In the receiving device for providing a three-dimensional image using point cloud (Point Cloud) data,
a receiver configured to receive a composite image obtained by synthesizing a plurality of viewpoint images of a virtual object corresponding to an object from a transmitter;
a conversion unit converting the synthesized image into the 3D image; and
an output unit for outputting the 3D image through a display of the receiving device
including,
The virtual object corresponding to the object is generated by converting a depth image of the object into point cloud data in a virtual space.

11. The method of claim 10,
The plurality of viewpoint images are generated through a plurality of virtual cameras arranged around the virtual object located in a virtual space.

12. The method of claim 11,
The reception device, wherein the number of the virtual cameras is determined based on a resolution of the 3D image to be output from the reception device and relationship information between the transmission device and the reception device.

13. The method of claim 12,
The number of the virtual cameras will be determined further based on information on a display of the receiving device to which the 3D image is to be output.
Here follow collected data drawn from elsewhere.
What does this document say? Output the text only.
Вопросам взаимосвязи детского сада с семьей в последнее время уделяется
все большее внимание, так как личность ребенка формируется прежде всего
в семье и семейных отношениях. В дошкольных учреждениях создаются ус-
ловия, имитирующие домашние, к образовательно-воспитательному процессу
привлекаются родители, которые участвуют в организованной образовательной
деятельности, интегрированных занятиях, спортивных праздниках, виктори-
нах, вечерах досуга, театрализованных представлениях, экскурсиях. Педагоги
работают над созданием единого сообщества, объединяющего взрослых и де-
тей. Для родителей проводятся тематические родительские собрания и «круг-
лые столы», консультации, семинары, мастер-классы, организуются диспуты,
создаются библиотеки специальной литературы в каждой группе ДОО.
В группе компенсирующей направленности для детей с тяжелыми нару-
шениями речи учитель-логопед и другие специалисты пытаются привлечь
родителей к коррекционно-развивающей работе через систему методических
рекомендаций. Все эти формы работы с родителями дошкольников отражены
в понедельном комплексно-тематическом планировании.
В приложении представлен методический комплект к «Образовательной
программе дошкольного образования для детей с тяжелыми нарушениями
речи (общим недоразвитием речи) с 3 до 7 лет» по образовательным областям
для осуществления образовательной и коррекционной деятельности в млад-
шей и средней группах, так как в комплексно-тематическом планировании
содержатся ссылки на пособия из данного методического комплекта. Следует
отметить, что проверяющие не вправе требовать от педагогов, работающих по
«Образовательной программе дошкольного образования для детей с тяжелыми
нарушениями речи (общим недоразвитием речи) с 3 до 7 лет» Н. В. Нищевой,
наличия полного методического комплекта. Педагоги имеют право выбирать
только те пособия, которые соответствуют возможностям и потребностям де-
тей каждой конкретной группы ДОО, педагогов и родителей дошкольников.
14. The method of claim 13,
The receiving apparatus of claim 1, wherein the plurality of viewpoint images are generated as the composite image in a tile format based on the size information of the display and the number of the virtual cameras.

11. The method of claim 10,
The receiving unit further receives the voice data of the object from the transmitting device,
The output unit outputs the 3D image and audio data of the object.

11. The method of claim 10,
The receiving device of claim 1, wherein the converting unit converts each viewpoint image included in the synthesized image into the 3D image based on the pixel arrangement of the display.

17. The method of claim 16,
The pixel data for each viewpoint image will be determined based on the width information and the inclination information of the optical lens included in the display, the receiving device.

In the method of providing a three-dimensional image using point cloud data performed by a transmitting device,
receiving a depth image of the object from an image capturing apparatus;
generating a virtual object corresponding to the object by converting the depth image into point cloud data in a virtual space;
generating a plurality of viewpoint images of the virtual object;
generating a synthesized image obtained by synthesizing the plurality of viewpoint images; and
transmitting the synthesized image to a receiving device;
The synthesized image is converted into the three-dimensional image through a display of the receiving device and outputted.